You, on the other hand, will fall victim to extremely painful, and often venomous jellyfish stings. So don’t be like Dory! Oops that was a spoiler. Sorry.

– It’s another common misconception that all sharks are predators. For instance, the ginormous  whale shark is, in fact, a friendly giant which has to filter plankton through its modified gills to feed itself. And the bottom-dwelling nurse shark is a suction feeder, whose diet includes mostly sea urchins, lobsters, and small stingrays.

– It’s not a good idea to make the assumption that if a shark hasn’t attacked anyone, there must be no sharks in this area. Sharks live in all the world’s oceans, both in coastal waters and the deep sea. What’s more, some sharks can even be found in lakes and rivers with fresh water!So, if you don’t see a shark, it might mean that it’s just not interested.

– If I ask you to describe a shark, you’ll probably tell me about large, torpedo-shaped animals with several rows of mega sharp teeth. But in reality, sharks come in all sizes and shapes. Among more than 400 species, there are both tiny ones, like the 8-inch-long deep water dogfish, and impressive giants, such as the 40-ft-long whale shark. The basking shark, for example, has tiny teeth which don’t even participate in the process of feeding. And the horn shark has several teeth which look like molars. The predator uses them to crush hard-shelled prey.

– Despite their reputation as merciless and fearless monsters, you can stare a shark down or intimidate it. If you’re in the water, and there’s no way to escape quickly, start screaming, show aggression,swim toward the shark, and make eye contact. The thing is that most victims of shark attacks were hurt because they didn’t see the predator before it lunged. But once you notice a shark, the only thing you should worry about is your reaction. Don’t panic, and try to stay calm. Or point out to the shark that other guy swimming over there. He might take the hint.

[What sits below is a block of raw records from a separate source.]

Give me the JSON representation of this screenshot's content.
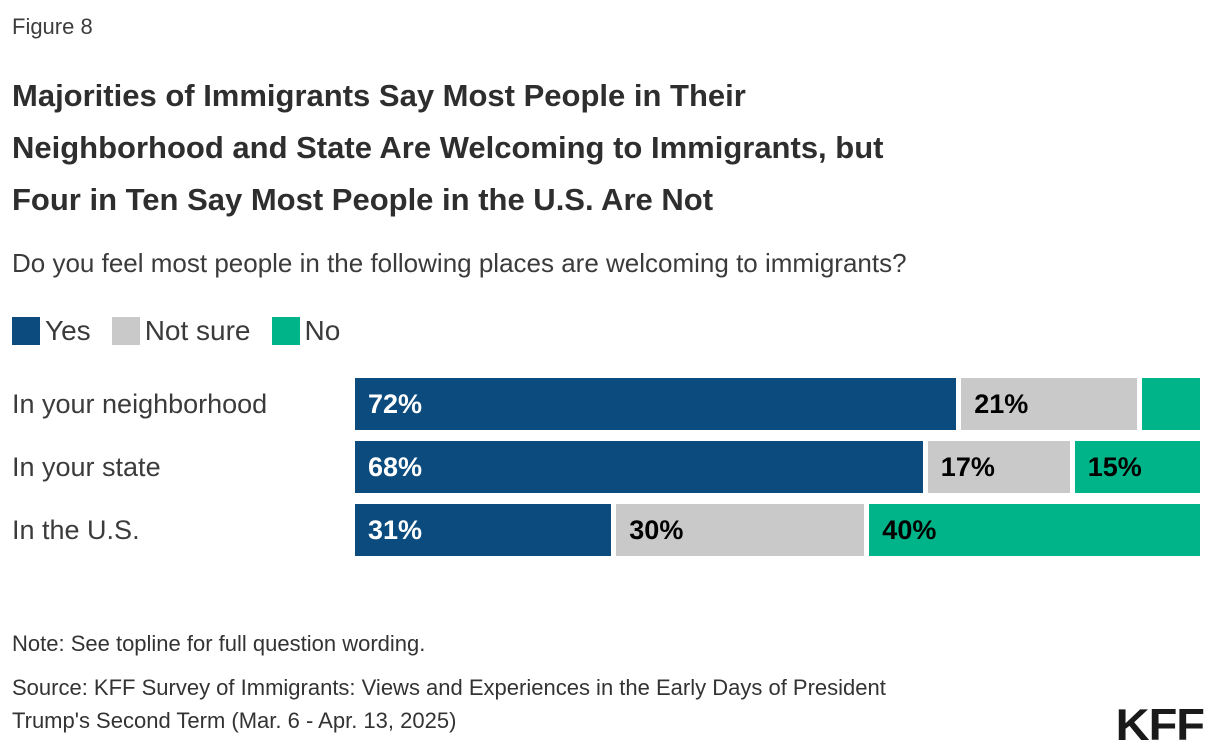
{
  "figure_label": "Figure 8",
  "title_lines": [
    "Majorities of Immigrants Say Most People in Their",
    "Neighborhood and State Are Welcoming to Immigrants, but",
    "Four in Ten Say Most People in the U.S. Are Not"
  ],
  "subtitle": "Do you feel most people in the following places are welcoming to immigrants?",
  "legend": {
    "items": [
      {
        "label": "Yes",
        "color": "#0B4B7D"
      },
      {
        "label": "Not sure",
        "color": "#C9C9C9"
      },
      {
        "label": "No",
        "color": "#00B489"
      }
    ]
  },
  "chart_data": {
    "type": "bar",
    "orientation": "horizontal",
    "stacked": true,
    "title": "Majorities of Immigrants Say Most People in Their Neighborhood and State Are Welcoming to Immigrants, but Four in Ten Say Most People in the U.S. Are Not",
    "question": "Do you feel most people in the following places are welcoming to immigrants?",
    "categories": [
      "In your neighborhood",
      "In your state",
      "In the U.S."
    ],
    "series": [
      {
        "name": "Yes",
        "color": "#0B4B7D",
        "label_color": "#FFFFFF",
        "values": [
          72,
          68,
          31
        ]
      },
      {
        "name": "Not sure",
        "color": "#C9C9C9",
        "label_color": "#000000",
        "values": [
          21,
          17,
          30
        ]
      },
      {
        "name": "No",
        "color": "#00B489",
        "label_color": "#000000",
        "values": [
          7,
          15,
          40
        ]
      }
    ],
    "xlim": [
      0,
      100
    ],
    "grid": false,
    "legend_position": "top-left",
    "rows": [
      {
        "category": "In your neighborhood",
        "segments": [
          {
            "series": "Yes",
            "value": 72,
            "label": "72%"
          },
          {
            "series": "Not sure",
            "value": 21,
            "label": "21%"
          },
          {
            "series": "No",
            "value": 7,
            "label": ""
          }
        ]
      },
      {
        "category": "In your state",
        "segments": [
          {
            "series": "Yes",
            "value": 68,
            "label": "68%"
          },
          {
            "series": "Not sure",
            "value": 17,
            "label": "17%"
          },
          {
            "series": "No",
            "value": 15,
            "label": "15%"
          }
        ]
      },
      {
        "category": "In the U.S.",
        "segments": [
          {
            "series": "Yes",
            "value": 31,
            "label": "31%"
          },
          {
            "series": "Not sure",
            "value": 30,
            "label": "30%"
          },
          {
            "series": "No",
            "value": 40,
            "label": "40%"
          }
        ]
      }
    ]
  },
  "note": "Note: See topline for full question wording.",
  "source_lines": [
    "Source: KFF Survey of Immigrants: Views and Experiences in the Early Days of President",
    "Trump's Second Term (Mar. 6 - Apr. 13, 2025)"
  ],
  "logo": {
    "text": "KFF"
  }
}
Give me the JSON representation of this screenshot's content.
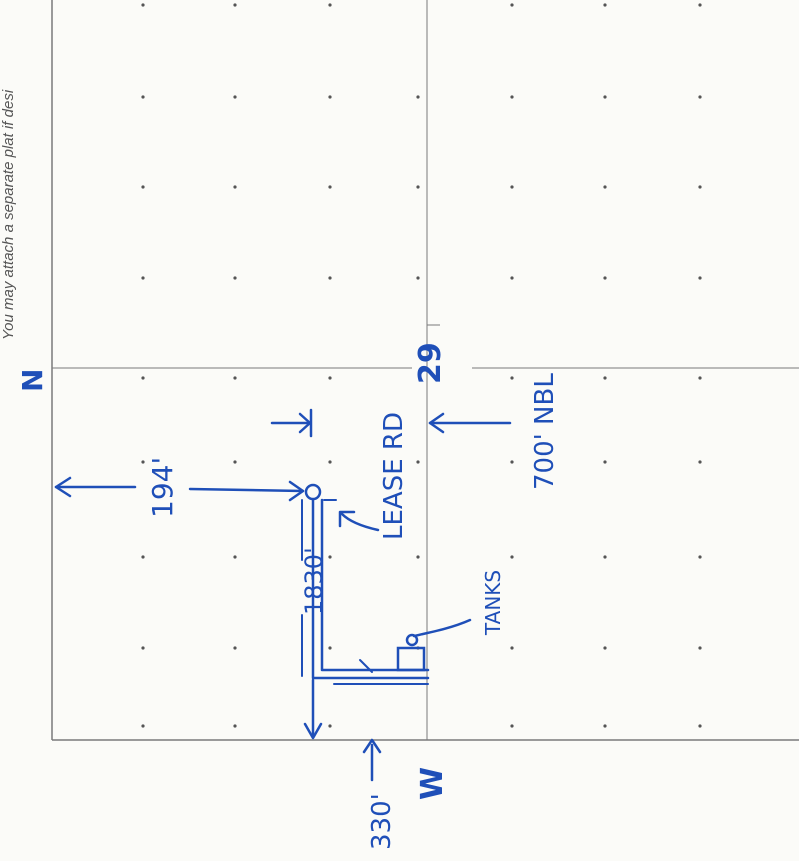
{
  "header": {
    "note": "You may attach a separate plat if desi"
  },
  "plat": {
    "north_label": "N",
    "section_number": "29",
    "distance_from_north_line": "194'",
    "distance_from_north_line_ref": "700' NBL",
    "road_length": "1830'",
    "road_label": "LEASE RD",
    "tanks_label": "TANKS",
    "distance_from_west_line": "330'",
    "west_label": "W"
  },
  "colors": {
    "ink": "#1f4fb8",
    "grid": "#7a7a7a",
    "paper": "#fbfbf8"
  }
}
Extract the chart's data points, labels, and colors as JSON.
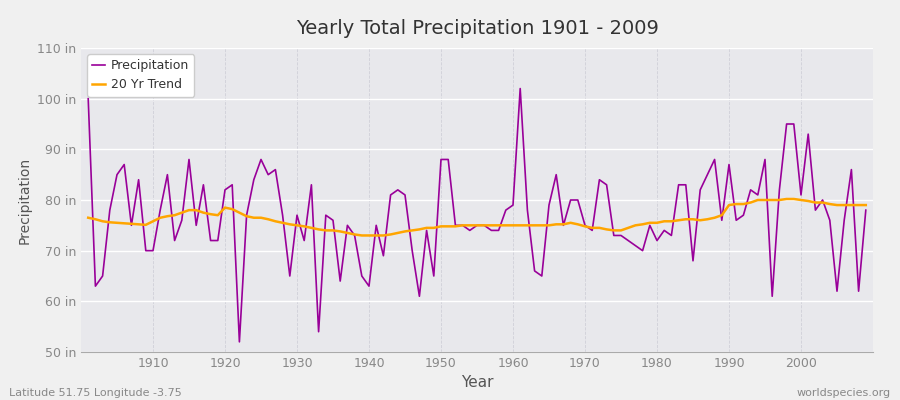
{
  "title": "Yearly Total Precipitation 1901 - 2009",
  "xlabel": "Year",
  "ylabel": "Precipitation",
  "footer_left": "Latitude 51.75 Longitude -3.75",
  "footer_right": "worldspecies.org",
  "ylim": [
    50,
    110
  ],
  "yticks": [
    50,
    60,
    70,
    80,
    90,
    100,
    110
  ],
  "ytick_labels": [
    "50 in",
    "60 in",
    "70 in",
    "80 in",
    "90 in",
    "100 in",
    "110 in"
  ],
  "xticks": [
    1910,
    1920,
    1930,
    1940,
    1950,
    1960,
    1970,
    1980,
    1990,
    2000
  ],
  "years": [
    1901,
    1902,
    1903,
    1904,
    1905,
    1906,
    1907,
    1908,
    1909,
    1910,
    1911,
    1912,
    1913,
    1914,
    1915,
    1916,
    1917,
    1918,
    1919,
    1920,
    1921,
    1922,
    1923,
    1924,
    1925,
    1926,
    1927,
    1928,
    1929,
    1930,
    1931,
    1932,
    1933,
    1934,
    1935,
    1936,
    1937,
    1938,
    1939,
    1940,
    1941,
    1942,
    1943,
    1944,
    1945,
    1946,
    1947,
    1948,
    1949,
    1950,
    1951,
    1952,
    1953,
    1954,
    1955,
    1956,
    1957,
    1958,
    1959,
    1960,
    1961,
    1962,
    1963,
    1964,
    1965,
    1966,
    1967,
    1968,
    1969,
    1970,
    1971,
    1972,
    1973,
    1974,
    1975,
    1976,
    1977,
    1978,
    1979,
    1980,
    1981,
    1982,
    1983,
    1984,
    1985,
    1986,
    1987,
    1988,
    1989,
    1990,
    1991,
    1992,
    1993,
    1994,
    1995,
    1996,
    1997,
    1998,
    1999,
    2000,
    2001,
    2002,
    2003,
    2004,
    2005,
    2006,
    2007,
    2008,
    2009
  ],
  "precipitation": [
    100,
    63,
    65,
    78,
    85,
    87,
    75,
    84,
    70,
    70,
    78,
    85,
    72,
    76,
    88,
    75,
    83,
    72,
    72,
    82,
    83,
    52,
    77,
    84,
    88,
    85,
    86,
    77,
    65,
    77,
    72,
    83,
    54,
    77,
    76,
    64,
    75,
    73,
    65,
    63,
    75,
    69,
    81,
    82,
    81,
    70,
    61,
    74,
    65,
    88,
    88,
    75,
    75,
    74,
    75,
    75,
    74,
    74,
    78,
    79,
    102,
    78,
    66,
    65,
    79,
    85,
    75,
    80,
    80,
    75,
    74,
    84,
    83,
    73,
    73,
    72,
    71,
    70,
    75,
    72,
    74,
    73,
    83,
    83,
    68,
    82,
    85,
    88,
    76,
    87,
    76,
    77,
    82,
    81,
    88,
    61,
    82,
    95,
    95,
    81,
    93,
    78,
    80,
    76,
    62,
    76,
    86,
    62,
    78
  ],
  "trend": [
    76.5,
    76.2,
    75.8,
    75.6,
    75.5,
    75.4,
    75.3,
    75.2,
    75.1,
    75.8,
    76.5,
    76.8,
    77.0,
    77.5,
    78.0,
    78.0,
    77.5,
    77.2,
    77.0,
    78.5,
    78.2,
    77.5,
    76.8,
    76.5,
    76.5,
    76.2,
    75.8,
    75.5,
    75.2,
    75.0,
    74.8,
    74.5,
    74.2,
    74.0,
    74.0,
    73.8,
    73.5,
    73.2,
    73.0,
    73.0,
    73.0,
    73.0,
    73.2,
    73.5,
    73.8,
    74.0,
    74.2,
    74.5,
    74.5,
    74.8,
    74.8,
    74.8,
    75.0,
    75.0,
    75.0,
    75.0,
    75.0,
    75.0,
    75.0,
    75.0,
    75.0,
    75.0,
    75.0,
    75.0,
    75.0,
    75.2,
    75.2,
    75.5,
    75.2,
    74.8,
    74.5,
    74.5,
    74.2,
    74.0,
    74.0,
    74.5,
    75.0,
    75.2,
    75.5,
    75.5,
    75.8,
    75.8,
    76.0,
    76.2,
    76.2,
    76.0,
    76.2,
    76.5,
    77.0,
    79.0,
    79.2,
    79.2,
    79.5,
    80.0,
    80.0,
    80.0,
    80.0,
    80.2,
    80.2,
    80.0,
    79.8,
    79.5,
    79.5,
    79.2,
    79.0,
    79.0,
    79.0,
    79.0,
    79.0
  ],
  "precip_color": "#990099",
  "trend_color": "#ffa500",
  "bg_color": "#f0f0f0",
  "plot_bg_color": "#e8e8ec",
  "grid_color_h": "#ffffff",
  "grid_color_v": "#d0d0d8",
  "title_color": "#333333",
  "axis_label_color": "#555555",
  "tick_label_color": "#888888",
  "footer_color": "#888888",
  "legend_label_color": "#333333",
  "legend_square_precip": "#990099",
  "legend_square_trend": "#ffa500"
}
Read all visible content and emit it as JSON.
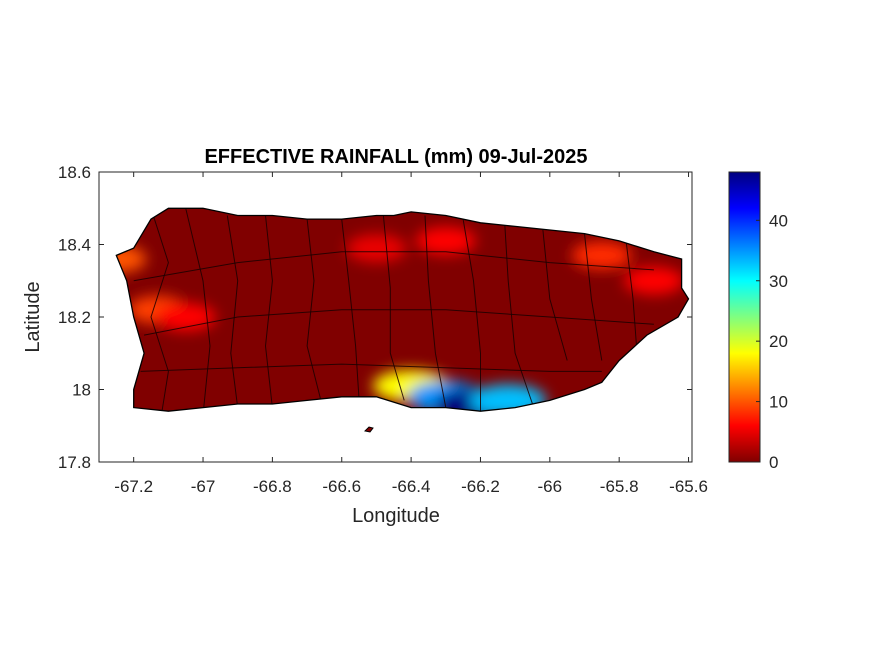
{
  "chart_data": {
    "type": "heatmap",
    "title": "EFFECTIVE RAINFALL (mm) 09-Jul-2025",
    "xlabel": "Longitude",
    "ylabel": "Latitude",
    "xlim": [
      -67.3,
      -65.59
    ],
    "ylim": [
      17.8,
      18.6
    ],
    "x_ticks": [
      "-67.2",
      "-67",
      "-66.8",
      "-66.6",
      "-66.4",
      "-66.2",
      "-66",
      "-65.8",
      "-65.6"
    ],
    "x_tick_values": [
      -67.2,
      -67.0,
      -66.8,
      -66.6,
      -66.4,
      -66.2,
      -66.0,
      -65.8,
      -65.6
    ],
    "y_ticks": [
      "18.6",
      "18.4",
      "18.2",
      "18"
    ],
    "y_tick_values": [
      18.6,
      18.4,
      18.2,
      18.0
    ],
    "y_tick_extra": "17.8",
    "colorbar": {
      "min": 0,
      "max": 48,
      "ticks": [
        "0",
        "10",
        "20",
        "30",
        "40"
      ],
      "tick_values": [
        0,
        10,
        20,
        30,
        40
      ],
      "colormap": "jet-reversed"
    },
    "land_outline": [
      [
        -67.25,
        18.37
      ],
      [
        -67.2,
        18.39
      ],
      [
        -67.15,
        18.47
      ],
      [
        -67.1,
        18.5
      ],
      [
        -67.0,
        18.5
      ],
      [
        -66.9,
        18.48
      ],
      [
        -66.8,
        18.48
      ],
      [
        -66.7,
        18.47
      ],
      [
        -66.6,
        18.47
      ],
      [
        -66.5,
        18.48
      ],
      [
        -66.45,
        18.48
      ],
      [
        -66.4,
        18.49
      ],
      [
        -66.3,
        18.48
      ],
      [
        -66.2,
        18.46
      ],
      [
        -66.1,
        18.45
      ],
      [
        -66.0,
        18.44
      ],
      [
        -65.9,
        18.43
      ],
      [
        -65.8,
        18.41
      ],
      [
        -65.7,
        18.38
      ],
      [
        -65.62,
        18.36
      ],
      [
        -65.62,
        18.28
      ],
      [
        -65.6,
        18.25
      ],
      [
        -65.63,
        18.2
      ],
      [
        -65.72,
        18.15
      ],
      [
        -65.8,
        18.08
      ],
      [
        -65.85,
        18.02
      ],
      [
        -65.9,
        18.0
      ],
      [
        -66.0,
        17.97
      ],
      [
        -66.1,
        17.95
      ],
      [
        -66.2,
        17.94
      ],
      [
        -66.3,
        17.95
      ],
      [
        -66.4,
        17.95
      ],
      [
        -66.5,
        17.98
      ],
      [
        -66.6,
        17.98
      ],
      [
        -66.7,
        17.97
      ],
      [
        -66.8,
        17.96
      ],
      [
        -66.9,
        17.96
      ],
      [
        -67.0,
        17.95
      ],
      [
        -67.1,
        17.94
      ],
      [
        -67.2,
        17.95
      ],
      [
        -67.2,
        18.0
      ],
      [
        -67.17,
        18.1
      ],
      [
        -67.2,
        18.2
      ],
      [
        -67.22,
        18.3
      ]
    ],
    "rain_hotspots": [
      {
        "lon": -67.25,
        "lat": 18.36,
        "value": 10
      },
      {
        "lon": -67.13,
        "lat": 18.22,
        "value": 9
      },
      {
        "lon": -67.05,
        "lat": 18.2,
        "value": 6
      },
      {
        "lon": -66.5,
        "lat": 18.39,
        "value": 5
      },
      {
        "lon": -66.3,
        "lat": 18.41,
        "value": 6
      },
      {
        "lon": -65.85,
        "lat": 18.37,
        "value": 8
      },
      {
        "lon": -65.7,
        "lat": 18.3,
        "value": 6
      },
      {
        "lon": -66.4,
        "lat": 18.01,
        "value": 18
      },
      {
        "lon": -66.3,
        "lat": 17.98,
        "value": 35
      },
      {
        "lon": -66.22,
        "lat": 17.96,
        "value": 48
      },
      {
        "lon": -66.12,
        "lat": 17.97,
        "value": 33
      }
    ]
  }
}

– Sharks hang out mostly close to the surface. If you hear this statement, you should remember that it’s nothing but a misconception. It probably exists thanks to the stereotypical image of a shark’s fin snaking through the water. Most sharks don’t often stay anywhere near the surface; they prefer lurking in the depth where there’s more food.

– There’s an opinion that sharks can’t bite their prey until they turn on their side. But it’s not so: sharks can attack and bite from any angle. Just like me. (Really c’mon guys, whose tampering with the script?)

– If you hear someone saying that sharks live for thousands of years, keep in mind that it’s also a myth. The average shark’s lifespan doesn’t usually exceed 70 years. However, there is one exception. The Greenland shark has the longest lifespan among all vertebrate species! This animal lives to be a staggering 300 to 500 years old! Scientists believe that the low temperatures Greenland sharks live in, along with their great size, provide the animals with an extremely slow metabolism. And this, in turn, makes them age more slowly.

– Sharks do NOT have a tongue, despite what some movies may show you. On the other hand, they have something that looks similar to the human tongue, but this organ is called the basihyal. It’s just the front section of the cartilage that goes from the shark’s chest to its mouth. Moreover, instead of participating in the process of feeding, this organ is necessary to support part of its skeleton.

– It’s a very common misconception (thanks, movie-makers!) that sharks can swim backwards,for example, while backing out of a trap. In reality, it’s as far from the truth as it can be. Sharks do NOT and can NOT swim in reverse. Their tails propel them, and their pectoral fins help them to keep balance and turn. Thus, anatomically, the predators can’t move in any other direction other than forward. Bottom Line: Take to heart the great advice from sharks and: Keeping Moving Forward!